Alluxio / alluxio

Alluxio, data orchestration for analytics and machine learning in the cloud
https://www.alluxio.io
Apache License 2.0
6.87k stars 2.94k forks source link

Alluxio Proxy hangs up #17308

Open Haoning-Sun opened 1 year ago

Haoning-Sun commented 1 year ago

Alluxio Version: 2.7.1

Describe the bug Service hangs up when uploading large number of files. Because when writing a file, the BlockWorkerClient resource will be applied for when the OutputStream is created, and the BlockWorkerClient may also be applied for during the writing process. If all the writing threads only create OutputStream, and there is no BlockWorkerClient in the client pool to obtain when writing files, the writing threads are all waiting for available clients and cannot exit.

To Reproduce

Expected behavior Can upload files.

Urgency It can be fixed temporarily by increasing alluxio.user.block.worker.client.pool.max.

Are you planning to fix it Thinking about how to apply for all client resources at once.

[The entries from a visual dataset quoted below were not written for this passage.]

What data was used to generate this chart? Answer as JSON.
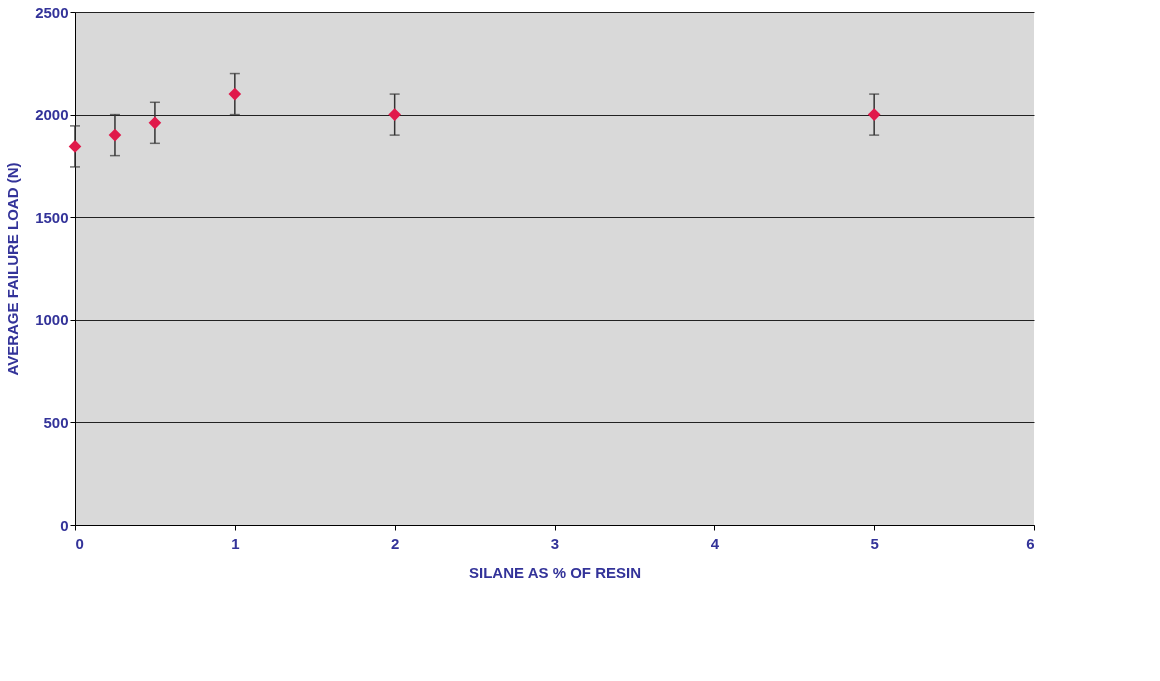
{
  "chart_data": {
    "type": "scatter",
    "xlabel": "SILANE AS % OF RESIN",
    "ylabel": "AVERAGE FAILURE LOAD (N)",
    "x": [
      0,
      0.25,
      0.5,
      1,
      2,
      5
    ],
    "series": [
      {
        "color": "#e0194a",
        "values": [
          1845,
          1900,
          1960,
          2100,
          2000,
          2000
        ],
        "errors": [
          100,
          100,
          100,
          100,
          100,
          100
        ]
      }
    ],
    "marker": "diamond",
    "xlim": [
      0,
      6
    ],
    "xticks": [
      0,
      1,
      2,
      3,
      4,
      5,
      6
    ],
    "ylim": [
      0,
      2500
    ],
    "yticks": [
      0,
      500,
      1000,
      1500,
      2000,
      2500
    ],
    "grid": "y"
  }
}
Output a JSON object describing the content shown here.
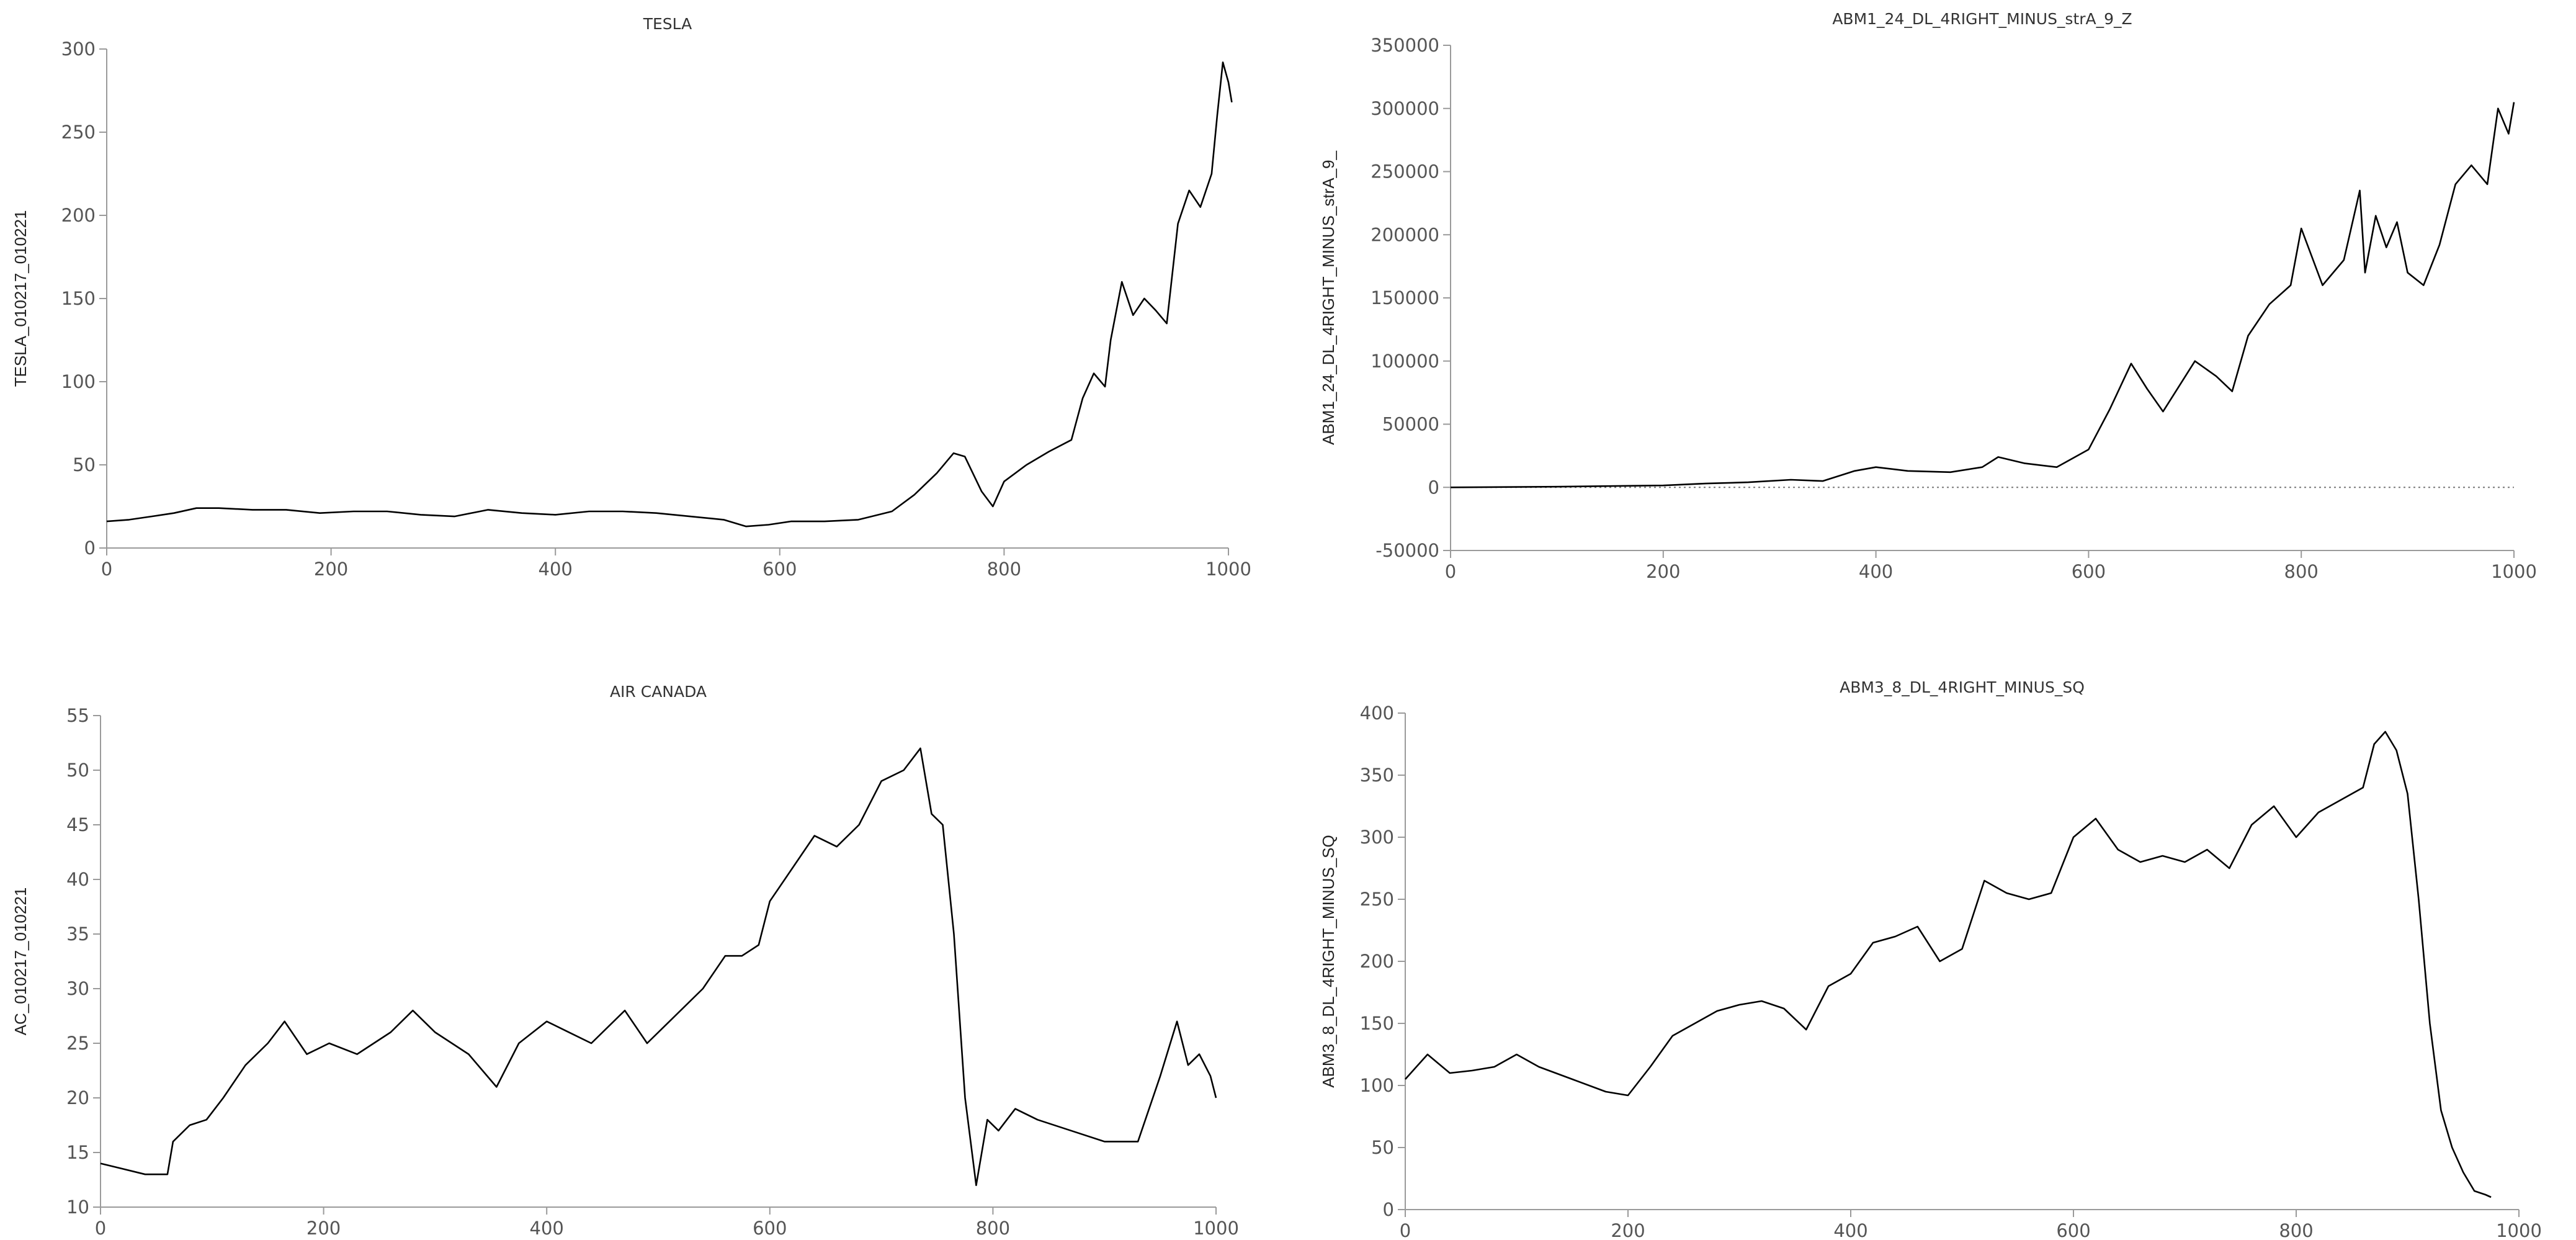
{
  "colors": {
    "line": "#000000",
    "axis": "#9a9a9a",
    "text": "#555555"
  },
  "chart_data": [
    {
      "type": "line",
      "title": "TESLA",
      "xlabel": "",
      "ylabel": "TESLA_010217_010221",
      "xlim": [
        0,
        1000
      ],
      "ylim": [
        0,
        300
      ],
      "xticks": [
        0,
        200,
        400,
        600,
        800,
        1000
      ],
      "yticks": [
        0,
        50,
        100,
        150,
        200,
        250,
        300
      ],
      "zero_line": false,
      "series": [
        {
          "x": [
            0,
            20,
            40,
            60,
            80,
            100,
            130,
            160,
            190,
            220,
            250,
            280,
            310,
            340,
            370,
            400,
            430,
            460,
            490,
            520,
            550,
            570,
            590,
            610,
            640,
            670,
            700,
            720,
            740,
            755,
            765,
            780,
            790,
            800,
            820,
            840,
            860,
            870,
            880,
            890,
            895,
            905,
            915,
            925,
            935,
            945,
            955,
            965,
            975,
            985,
            990,
            995,
            1000,
            1003
          ],
          "values": [
            16,
            17,
            19,
            21,
            24,
            24,
            23,
            23,
            21,
            22,
            22,
            20,
            19,
            23,
            21,
            20,
            22,
            22,
            21,
            19,
            17,
            13,
            14,
            16,
            16,
            17,
            22,
            32,
            45,
            57,
            55,
            34,
            25,
            40,
            50,
            58,
            65,
            90,
            105,
            97,
            125,
            160,
            140,
            150,
            143,
            135,
            195,
            215,
            205,
            225,
            260,
            292,
            280,
            268
          ]
        }
      ]
    },
    {
      "type": "line",
      "title": "ABM1_24_DL_4RIGHT_MINUS_strA_9_Z",
      "xlabel": "",
      "ylabel": "ABM1_24_DL_4RIGHT_MINUS_strA_9_",
      "xlim": [
        0,
        1000
      ],
      "ylim": [
        -50000,
        350000
      ],
      "xticks": [
        0,
        200,
        400,
        600,
        800,
        1000
      ],
      "yticks": [
        -50000,
        0,
        50000,
        100000,
        150000,
        200000,
        250000,
        300000,
        350000
      ],
      "zero_line": true,
      "series": [
        {
          "x": [
            0,
            100,
            200,
            240,
            280,
            320,
            350,
            380,
            400,
            430,
            470,
            500,
            515,
            540,
            570,
            600,
            620,
            640,
            655,
            670,
            700,
            720,
            735,
            750,
            770,
            790,
            800,
            820,
            840,
            855,
            860,
            870,
            880,
            890,
            900,
            915,
            930,
            945,
            960,
            975,
            985,
            995,
            1000
          ],
          "values": [
            0,
            500,
            1500,
            3000,
            4000,
            6000,
            5000,
            13000,
            16000,
            13000,
            12000,
            16000,
            24000,
            19000,
            16000,
            30000,
            62000,
            98000,
            78000,
            60000,
            100000,
            88000,
            76000,
            120000,
            145000,
            160000,
            205000,
            160000,
            180000,
            235000,
            170000,
            215000,
            190000,
            210000,
            170000,
            160000,
            192000,
            240000,
            255000,
            240000,
            300000,
            280000,
            305000
          ]
        }
      ]
    },
    {
      "type": "line",
      "title": "AIR CANADA",
      "xlabel": "",
      "ylabel": "AC_010217_010221",
      "xlim": [
        0,
        1000
      ],
      "ylim": [
        10,
        55
      ],
      "xticks": [
        0,
        200,
        400,
        600,
        800,
        1000
      ],
      "yticks": [
        10,
        15,
        20,
        25,
        30,
        35,
        40,
        45,
        50,
        55
      ],
      "zero_line": false,
      "series": [
        {
          "x": [
            0,
            20,
            40,
            60,
            65,
            80,
            95,
            110,
            130,
            150,
            165,
            185,
            205,
            230,
            260,
            280,
            300,
            330,
            355,
            375,
            400,
            420,
            440,
            470,
            490,
            510,
            540,
            560,
            575,
            590,
            600,
            620,
            640,
            660,
            680,
            700,
            720,
            735,
            745,
            755,
            765,
            775,
            785,
            795,
            805,
            820,
            840,
            870,
            900,
            930,
            950,
            965,
            975,
            985,
            995,
            1000
          ],
          "values": [
            14,
            13.5,
            13,
            13,
            16,
            17.5,
            18,
            20,
            23,
            25,
            27,
            24,
            25,
            24,
            26,
            28,
            26,
            24,
            21,
            25,
            27,
            26,
            25,
            28,
            25,
            27,
            30,
            33,
            33,
            34,
            38,
            41,
            44,
            43,
            45,
            49,
            50,
            52,
            46,
            45,
            35,
            20,
            12,
            18,
            17,
            19,
            18,
            17,
            16,
            16,
            22,
            27,
            23,
            24,
            22,
            20
          ]
        }
      ]
    },
    {
      "type": "line",
      "title": "ABM3_8_DL_4RIGHT_MINUS_SQ",
      "xlabel": "",
      "ylabel": "ABM3_8_DL_4RIGHT_MINUS_SQ",
      "xlim": [
        0,
        1000
      ],
      "ylim": [
        0,
        400
      ],
      "xticks": [
        0,
        200,
        400,
        600,
        800,
        1000
      ],
      "yticks": [
        0,
        50,
        100,
        150,
        200,
        250,
        300,
        350,
        400
      ],
      "zero_line": false,
      "series": [
        {
          "x": [
            0,
            20,
            40,
            60,
            80,
            100,
            120,
            150,
            180,
            200,
            220,
            240,
            260,
            280,
            300,
            320,
            340,
            360,
            380,
            400,
            420,
            440,
            460,
            480,
            500,
            520,
            540,
            560,
            580,
            600,
            620,
            640,
            660,
            680,
            700,
            720,
            740,
            760,
            780,
            800,
            820,
            840,
            860,
            870,
            880,
            890,
            900,
            910,
            920,
            930,
            940,
            950,
            960,
            970,
            975
          ],
          "values": [
            105,
            125,
            110,
            112,
            115,
            125,
            115,
            105,
            95,
            92,
            115,
            140,
            150,
            160,
            165,
            168,
            162,
            145,
            180,
            190,
            215,
            220,
            228,
            200,
            210,
            265,
            255,
            250,
            255,
            300,
            315,
            290,
            280,
            285,
            280,
            290,
            275,
            310,
            325,
            300,
            320,
            330,
            340,
            375,
            385,
            370,
            335,
            250,
            150,
            80,
            50,
            30,
            15,
            12,
            10
          ]
        }
      ]
    }
  ]
}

Additional context The state of most threads is TIMED_WAITING and they are block at DynamicResourcePool.acquire

"qtp293002476-1570434" #1570434 prio=5 os_prio=0 tid=0x0000562008d6b800 nid=0x4e504 waiting on condition [0x00007fa8c2fd8000]
   java.lang.Thread.State: TIMED_WAITING (parking)
        at sun.misc.Unsafe.park(Native Method)
        - parking to wait for  <0x0000000371847a80> (a java.util.concurrent.locks.AbstractQueuedSynchronizer$ConditionObject)
        at java.util.concurrent.locks.LockSupport.parkNanos(LockSupport.java:215)
        at java.util.concurrent.locks.AbstractQueuedSynchronizer$ConditionObject.await(AbstractQueuedSynchronizer.java:2163)
        at alluxio.resource.DynamicResourcePool.acquire(DynamicResourcePool.java:345)
        at alluxio.resource.DynamicResourcePool.acquire(DynamicResourcePool.java:292)
        at alluxio.client.file.FileSystemContext.acquireBlockWorkerClientInternal(FileSystemContext.java:551)
        at alluxio.client.file.FileSystemContext.acquireBlockWorkerClient(FileSystemContext.java:529)
        at alluxio.client.block.stream.GrpcDataWriter.create(GrpcDataWriter.java:97)
        at alluxio.client.block.stream.DataWriter$Factory.create(DataWriter.java:94)
        at alluxio.client.block.stream.BlockOutStream.createReplicatedBlockOutStream(BlockOutStream.java:97)
        at alluxio.client.block.AlluxioBlockStore.getOutStream(AlluxioBlockStore.java:371)
        at alluxio.client.file.AlluxioFileOutStream.getNextBlock(AlluxioFileOutStream.java:301)
        at alluxio.client.file.AlluxioFileOutStream.writeInternal(AlluxioFileOutStream.java:267)
        at alluxio.client.file.AlluxioFileOutStream.write(AlluxioFileOutStream.java:234)
        at java.security.DigestOutputStream.write(DigestOutputStream.java:145)
        at com.google.common.io.ByteStreams.copy(ByteStreams.java:116)
        at alluxio.proxy.s3.S3RestServiceHandler.lambda$createObjectOrUploadPart$12(S3RestServiceHandler.java:983)
        at alluxio.proxy.s3.S3RestServiceHandler$$Lambda$712/154007767.call(Unknown Source)
        at alluxio.proxy.s3.S3RestUtils.call(S3RestUtils.java:100)
        at alluxio.proxy.s3.S3RestServiceHandler.createObjectOrUploadPart(S3RestServiceHandler.java:819)
        at sun.reflect.GeneratedMethodAccessor85.invoke(Unknown Source)
        at sun.reflect.DelegatingMethodAccessorImpl.invoke(DelegatingMethodAccessorImpl.java:43)
        at java.lang.reflect.Method.invoke(Method.java:498).
yyongycy commented 1 year ago

wondering if the s3 proxy * number of replica <= number of max client pool size works?

Haoning-Sun commented 1 year ago

wondering if the s3 proxy * number of replica <= number of max client pool size works?

It may be ralated to #17164. I have migrated this code. And I have paid attention to the impact of the number of threads and the number of clients. It would be better to be able to apply for all resources at once.

github-actions[bot] commented 1 year ago

This issue has been automatically marked as stale because it has not had recent activity. It will be closed in two weeks if no further activity occurs. Thank you for your contributions.